Si, du temps où il existait des salles de cinéma, vous avez eu la chance et la surprise de découvrir l'étrange film d'Armand Gatti, El otro Cristóbal, il vous aura forcément manqué les bonus présents sur le DVD publié par ED Distribution. Comment décrire ce film étonnant tourné en 1962, sorte d'opéra libertaire azimuthé, hommage à la révolution cubaine, emporté par la salsa de Gilberto Valdés, baroque et loufoque ? Les adjectifs me manquent, tant il en faudrait pour se rapprocher de ce spectacle incroyable, aux contrastes filmés dans un superbe noir et blanc par Henri Alekan, dans des décors obliques de Hubert Monloup. Cet autre Christophe Colomb est joué par Jean Bouise, mais celui-là fomente une révolte contre le dictateur Anastasio et les compagnies nord-américaines. Le scénario, totalement allumé, rappelle certains films de cette époque où s'inventait le nouveau cinéma. Je pense à Closed Vision de Marc'O, à La route parallèle de Ferdinand Khittl, aux Funérailles des roses de Toshio Matsumoto, à The Savage Eye, aux films de Fernando Arrabal...
Sauf qu'Armand Gatti est lui-même un personnage picaresque extrêmement attachant. Un poème et cinq films, son portrait réalisé par son fils Stéphane en 1980, montre cet être exalté à la vie peu commune. Très jeune résistant, condamné à mort, évadé d'un camp de travail en Allemagne, parachutiste, journaliste censuré par le Gaullisme, dresseur de fauves, grand voyageur, féru de musique contemporaine, il rencontre Che Guevara, Miguel Ángel Asturias, Mao Tsé Toung, Fidel Castro, se lie avec Chris Marker, écrit une quarantaine de pièces de "théâtre révolutionnaire" et réalise cinq films dont El otro Cristobal qui représente Cuba au Festival de Cannes, y obtient le Prix des Écrivains de cinéma et de télévision, mais ne sera projeté que 50 ans plus tard, en 2019, pour cause de mésentente avec le producteur français ; et Le Lion, sa cage et ses ailes sur lequel j'ai écrit un article en 2011.

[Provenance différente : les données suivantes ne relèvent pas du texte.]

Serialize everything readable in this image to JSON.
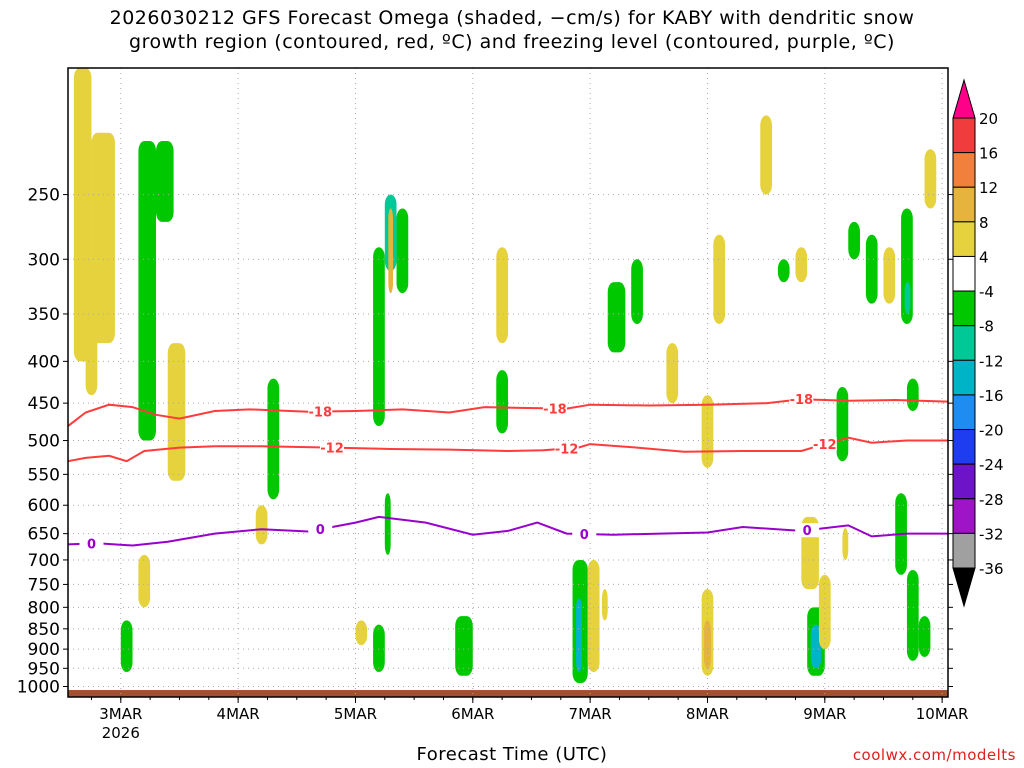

À Montreuil il crée le centre international de création La Parole errante qui rassemble tous les arts. Sa biographie est si imposante que je ne fais que picorer. On sent parfaitement son enthousiasme et sa fougue dans le documentaire de 68 minutes présent sur le DVD. Y figure aussi Le Journal intime de Dieu de Sylvain Dreyer (2011) à la recherche du comédien qui tenait le rôle en 1962. Armand Gatti, disparu en 2017 à l'âge de 93 ans, n'a cessé d'user de son imagination pour lutter aux côtés des ouvriers et des paysans. Sa liberté de création semble d'un autre temps, tant l'anesthésie paralyse la plupart des artistes d'aujourd'hui, plus enclins au revival qu'au bouleversement que l'analyse procure. Armand Gatti était un de ces rares artistes libres qui n'avait que faire des modes et des étiquettes marchandes, privilégiant les recherches formelles pour aller vers un art populaire, théorie et pratique allant toujours de paire, misant toujours sur l'intelligence et la vie.